Nov 11, 2016
Lopata Hall, Room 101
Privacy, Information and Generalization in Adaptive Data Analysis
Computer Science and Engineering
Consider an agency holding a large database of sensitive personal information – medical records, census survey answers, web search records, or genetic data, for example. The agency would like to discover and publicly release global characteristics of the data (i.e. to inform policy or business decisions) while protecting the privacy of individuals' records.
I will begin by discussing what makes this problem difficult, and exhibit some of the nontrivial issues that plague simple attempts at anonymization and aggregation. Motivated by this, I will present differential privacy, a rigorous definition of privacy in statistical databases that has received significant attention.
In the latter part of the talk, I will explain how differential privacy is connected to a seemingly different problem: "adaptive data analysis", the practice by which insights gathered from data are used to inform further analysis of the same data set. This is increasingly common in scientific research, in which data sets are shared and re-used across multiple studies. Classical statistical theory assumes that the analysis to be run is selected independently of the data. This assumption breaks down when data are re-used; the resulting dependencies can significantly bias the analyses' outcomes. I'll show how the limiting the information revealed about a data set during analysis allows one to control such bias, and why differentially private analyses provide a particularly attractive tool for limiting information.

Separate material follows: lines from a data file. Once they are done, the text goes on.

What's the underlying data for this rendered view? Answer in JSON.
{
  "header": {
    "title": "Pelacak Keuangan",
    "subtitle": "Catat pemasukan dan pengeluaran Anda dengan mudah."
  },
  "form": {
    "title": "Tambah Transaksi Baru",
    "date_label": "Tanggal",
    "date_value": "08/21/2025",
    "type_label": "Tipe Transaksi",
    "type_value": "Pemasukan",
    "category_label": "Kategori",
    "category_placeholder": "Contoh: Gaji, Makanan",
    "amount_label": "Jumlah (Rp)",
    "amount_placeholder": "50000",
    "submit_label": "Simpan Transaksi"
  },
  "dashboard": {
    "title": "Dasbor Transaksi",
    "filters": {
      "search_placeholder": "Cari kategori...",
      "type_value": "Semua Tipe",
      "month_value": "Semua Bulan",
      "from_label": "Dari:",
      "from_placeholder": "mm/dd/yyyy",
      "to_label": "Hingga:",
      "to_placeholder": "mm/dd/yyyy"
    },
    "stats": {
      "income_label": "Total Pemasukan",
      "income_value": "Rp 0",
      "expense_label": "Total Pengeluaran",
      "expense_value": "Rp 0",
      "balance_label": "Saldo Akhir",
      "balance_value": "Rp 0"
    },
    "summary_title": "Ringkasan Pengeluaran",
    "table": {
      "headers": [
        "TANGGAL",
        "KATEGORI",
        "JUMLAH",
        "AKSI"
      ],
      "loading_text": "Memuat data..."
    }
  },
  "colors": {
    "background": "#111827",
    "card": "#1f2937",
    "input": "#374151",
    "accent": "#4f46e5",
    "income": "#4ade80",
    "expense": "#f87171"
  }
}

Adam Smith is a professor of Computer Science and Engineering at Penn State. His research interests lie in data privacy and cryptography, and their connections to machine learning, statistics, information theory, and quantum computing. He received his Ph.D. from MIT in 2004 and has held visiting positions at the Weizmann Institute of Science, UCLA, Boston University and Harvard. In 2009, he received a Presidential Early Career Award for Scientists and Engineers (PECASE). In 2016, he received the Theory of Cryptography Test of Time award, jointly with C. Dwork, F. McSherry and K. Nissim.